Dalam waktu relatif singkat lelaki ini memiliki kemampuan menghabisi nyawa lima sampai sepuluh orang yang menjadi musuhnya. Dengan senjata spesifiknya berupa samurai kecil, paku atau besi pipih runcing yang lazim dipakai oleh Ninja dari Jepang, orang ini mampu menghabisi sepuluh sampai dua puluh lawan dalam waktu singkat.
Bila dia memiliki senapan maka kemampuan membunuhnya setara dengan satu kompi pasukan khusus bersenjata lengkap. Orang ini adalah satu dari sedikit manusia di dunia yang berpredikat sebagai "mesin pembunuh paling berbahaya".
Kemampuan beladirinya tercipta secara alamiah. Salah satu faktor pendukung yang menyebabkan dia mampu mengalahkan lawan dalam jumlah yang banyak, adalah karena naluri atau indra keenamnya yang amat luar biasa tajamnya. Instingnya sepuluh kali lebih tajam dibanding ular kobra, macan tutul bahkan dibanding puma, harimau paling ganas dan paling tajam inderanya di padang prairi Amerika sekalipun.

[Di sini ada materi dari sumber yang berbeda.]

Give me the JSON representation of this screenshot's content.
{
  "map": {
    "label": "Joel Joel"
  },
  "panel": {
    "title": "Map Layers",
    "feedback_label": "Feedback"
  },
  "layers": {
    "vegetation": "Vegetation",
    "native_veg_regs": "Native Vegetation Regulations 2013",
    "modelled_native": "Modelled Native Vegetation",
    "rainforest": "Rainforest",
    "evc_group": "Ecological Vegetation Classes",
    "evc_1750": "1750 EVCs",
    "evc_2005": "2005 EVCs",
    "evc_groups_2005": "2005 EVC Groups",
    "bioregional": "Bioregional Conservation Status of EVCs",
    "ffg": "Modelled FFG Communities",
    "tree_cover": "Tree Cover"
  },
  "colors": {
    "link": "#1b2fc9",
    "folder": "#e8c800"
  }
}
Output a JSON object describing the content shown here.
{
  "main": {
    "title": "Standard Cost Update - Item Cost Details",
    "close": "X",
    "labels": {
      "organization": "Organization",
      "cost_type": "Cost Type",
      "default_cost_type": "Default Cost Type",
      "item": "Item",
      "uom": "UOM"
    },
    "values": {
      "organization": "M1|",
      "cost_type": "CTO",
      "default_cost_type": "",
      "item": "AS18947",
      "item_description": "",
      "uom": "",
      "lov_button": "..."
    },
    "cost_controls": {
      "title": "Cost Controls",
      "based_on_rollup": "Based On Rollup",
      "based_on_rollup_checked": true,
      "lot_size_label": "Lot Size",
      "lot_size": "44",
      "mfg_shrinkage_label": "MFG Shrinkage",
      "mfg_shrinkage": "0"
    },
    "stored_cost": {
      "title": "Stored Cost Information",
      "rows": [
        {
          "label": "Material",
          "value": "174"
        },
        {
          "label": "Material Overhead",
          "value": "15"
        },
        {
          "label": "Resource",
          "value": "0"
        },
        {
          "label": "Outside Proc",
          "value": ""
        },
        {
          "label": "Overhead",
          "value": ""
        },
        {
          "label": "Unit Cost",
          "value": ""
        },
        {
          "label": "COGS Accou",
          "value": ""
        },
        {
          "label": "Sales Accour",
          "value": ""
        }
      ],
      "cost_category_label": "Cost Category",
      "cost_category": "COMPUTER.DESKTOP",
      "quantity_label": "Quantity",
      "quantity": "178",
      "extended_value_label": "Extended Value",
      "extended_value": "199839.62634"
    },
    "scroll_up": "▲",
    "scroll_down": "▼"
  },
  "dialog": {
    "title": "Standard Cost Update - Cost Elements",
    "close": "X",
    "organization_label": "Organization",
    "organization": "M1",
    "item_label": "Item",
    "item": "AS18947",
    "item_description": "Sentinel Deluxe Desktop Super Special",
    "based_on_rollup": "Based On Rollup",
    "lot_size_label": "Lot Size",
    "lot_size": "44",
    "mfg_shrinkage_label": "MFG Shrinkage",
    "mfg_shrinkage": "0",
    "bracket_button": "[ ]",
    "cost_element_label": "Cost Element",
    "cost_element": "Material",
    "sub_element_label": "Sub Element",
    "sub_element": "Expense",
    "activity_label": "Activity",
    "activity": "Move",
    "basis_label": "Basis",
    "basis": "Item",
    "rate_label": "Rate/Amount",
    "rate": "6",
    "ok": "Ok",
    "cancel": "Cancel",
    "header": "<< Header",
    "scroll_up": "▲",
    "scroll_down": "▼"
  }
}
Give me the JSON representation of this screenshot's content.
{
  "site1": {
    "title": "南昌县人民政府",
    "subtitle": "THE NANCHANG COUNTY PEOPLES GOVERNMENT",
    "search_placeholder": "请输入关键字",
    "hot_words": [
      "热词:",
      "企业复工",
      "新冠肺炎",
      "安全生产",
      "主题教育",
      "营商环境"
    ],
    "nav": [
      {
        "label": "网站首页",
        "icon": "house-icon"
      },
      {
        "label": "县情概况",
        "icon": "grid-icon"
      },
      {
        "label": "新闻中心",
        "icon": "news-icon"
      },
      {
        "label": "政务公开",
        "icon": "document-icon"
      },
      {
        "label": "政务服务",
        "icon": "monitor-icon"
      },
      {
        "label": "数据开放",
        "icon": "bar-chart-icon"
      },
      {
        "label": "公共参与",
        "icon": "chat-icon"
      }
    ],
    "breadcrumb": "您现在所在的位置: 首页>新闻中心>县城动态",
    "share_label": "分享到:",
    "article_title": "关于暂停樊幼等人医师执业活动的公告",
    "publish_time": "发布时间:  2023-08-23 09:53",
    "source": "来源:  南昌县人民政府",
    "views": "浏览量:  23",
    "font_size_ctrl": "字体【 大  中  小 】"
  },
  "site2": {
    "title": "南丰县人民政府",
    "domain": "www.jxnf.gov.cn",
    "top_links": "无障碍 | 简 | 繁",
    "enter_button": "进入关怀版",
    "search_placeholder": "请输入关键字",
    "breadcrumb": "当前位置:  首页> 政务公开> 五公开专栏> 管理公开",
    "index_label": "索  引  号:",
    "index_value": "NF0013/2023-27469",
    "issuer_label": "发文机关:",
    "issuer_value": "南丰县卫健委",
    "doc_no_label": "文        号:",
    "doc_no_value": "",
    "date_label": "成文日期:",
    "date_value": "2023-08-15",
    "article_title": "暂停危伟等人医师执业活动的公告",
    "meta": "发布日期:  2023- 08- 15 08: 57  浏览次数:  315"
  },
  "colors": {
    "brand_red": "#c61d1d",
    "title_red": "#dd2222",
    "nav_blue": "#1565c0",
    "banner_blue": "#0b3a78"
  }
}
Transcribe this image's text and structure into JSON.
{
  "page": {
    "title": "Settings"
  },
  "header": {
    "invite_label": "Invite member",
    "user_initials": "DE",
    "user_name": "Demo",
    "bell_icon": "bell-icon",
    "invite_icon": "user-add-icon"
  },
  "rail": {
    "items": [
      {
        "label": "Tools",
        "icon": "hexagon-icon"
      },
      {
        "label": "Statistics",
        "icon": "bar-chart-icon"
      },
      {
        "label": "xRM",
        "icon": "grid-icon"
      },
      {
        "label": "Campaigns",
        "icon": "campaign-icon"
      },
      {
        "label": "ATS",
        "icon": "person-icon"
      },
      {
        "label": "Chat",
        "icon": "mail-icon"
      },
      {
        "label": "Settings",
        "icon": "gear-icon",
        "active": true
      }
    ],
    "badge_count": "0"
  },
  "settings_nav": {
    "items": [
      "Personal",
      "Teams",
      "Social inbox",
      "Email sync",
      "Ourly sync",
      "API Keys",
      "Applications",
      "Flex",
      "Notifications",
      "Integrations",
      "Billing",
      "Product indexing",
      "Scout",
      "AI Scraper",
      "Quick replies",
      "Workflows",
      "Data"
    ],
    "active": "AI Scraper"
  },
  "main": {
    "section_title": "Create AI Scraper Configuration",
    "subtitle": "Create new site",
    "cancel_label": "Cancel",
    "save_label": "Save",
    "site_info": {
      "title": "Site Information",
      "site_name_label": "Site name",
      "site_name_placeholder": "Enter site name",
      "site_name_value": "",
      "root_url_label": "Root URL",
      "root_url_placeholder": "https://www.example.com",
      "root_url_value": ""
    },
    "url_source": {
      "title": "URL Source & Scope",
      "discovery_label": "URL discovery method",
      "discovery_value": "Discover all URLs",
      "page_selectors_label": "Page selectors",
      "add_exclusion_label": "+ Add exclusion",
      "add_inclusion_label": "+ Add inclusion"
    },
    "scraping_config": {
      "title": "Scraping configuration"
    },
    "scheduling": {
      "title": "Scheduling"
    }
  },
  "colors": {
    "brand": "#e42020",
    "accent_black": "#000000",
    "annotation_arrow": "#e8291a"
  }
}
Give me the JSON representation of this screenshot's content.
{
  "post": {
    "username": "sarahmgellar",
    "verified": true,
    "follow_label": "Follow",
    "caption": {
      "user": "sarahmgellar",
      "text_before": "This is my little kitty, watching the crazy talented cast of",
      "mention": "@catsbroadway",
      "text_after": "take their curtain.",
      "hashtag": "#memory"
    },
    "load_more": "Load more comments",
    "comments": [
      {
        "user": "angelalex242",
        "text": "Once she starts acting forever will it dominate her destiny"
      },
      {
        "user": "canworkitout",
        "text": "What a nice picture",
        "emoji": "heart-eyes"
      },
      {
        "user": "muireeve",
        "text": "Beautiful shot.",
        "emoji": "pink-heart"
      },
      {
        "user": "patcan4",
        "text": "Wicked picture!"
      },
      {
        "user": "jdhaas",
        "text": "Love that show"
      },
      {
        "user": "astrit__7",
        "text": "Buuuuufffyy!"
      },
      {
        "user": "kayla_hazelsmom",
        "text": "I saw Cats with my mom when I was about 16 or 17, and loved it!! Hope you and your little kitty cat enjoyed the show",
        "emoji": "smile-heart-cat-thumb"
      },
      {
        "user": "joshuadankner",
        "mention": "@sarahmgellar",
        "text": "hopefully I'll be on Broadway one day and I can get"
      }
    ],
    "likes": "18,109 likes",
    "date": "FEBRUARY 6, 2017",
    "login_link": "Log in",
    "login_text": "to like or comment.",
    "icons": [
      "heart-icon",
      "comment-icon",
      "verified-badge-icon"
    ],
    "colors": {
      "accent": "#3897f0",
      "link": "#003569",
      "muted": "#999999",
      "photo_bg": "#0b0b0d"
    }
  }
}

Tingkat 'bahaya' individu seperti orang ini, bernilai 100 bila berada di kota. Nilai tertinggi bagi seseorang yang memiliki kemampuan sebagai 'mesin pembunuh'. Tetapi bila dia berada di belukar atau belantara, tingkat bahaya itu melonjak menjadi 250. Padang gurun, belukar dan belantara ibarat rumah baginya yang amat dia hafal lekuk lekuknya, yang amat dia kenal setiap denyut dan perangainya.
Dalam daftar itu juga tertera 'prestasi' berupa korban yang berjatuhan di tangan si Bungsu. Mulai dari tentara Jepang di Payakumbuh, bandit-bandit Yakuza, Kumagaigumi dan tentara Amerika yang memperkosa wanita di Jepang, bandit-bandit Cina di Singapura, bandit-bandit di Australia, tentara PRRI, APRI sampai bandit-bandit Mafia di Dallas, dalam kasus terbunuhnya Presiden Keneddy.
Keterangan di layar komputer itu ditutup dengan kalimat yang amat intimidatif, namun bisa diyakini kebenarannya: "Orang ini benar-benar tidak memihak kepada siapa atau negara manapun, kecuali kepada kebenaran. Jika Anda beruntung bisa 'memakai'-nya, jangan sekali-kali berbuat curang atau berlaku tak benar. Orang ini akan segera mengetahuinya, sepandai apapun Anda menyembunyikan kecurangan itu. Begitu dia mengetahui kecurangan tersebut, satu-satu-nya jalan bagi Anda untuk selamat dari pembalasannya hanyalah bunuh diri!"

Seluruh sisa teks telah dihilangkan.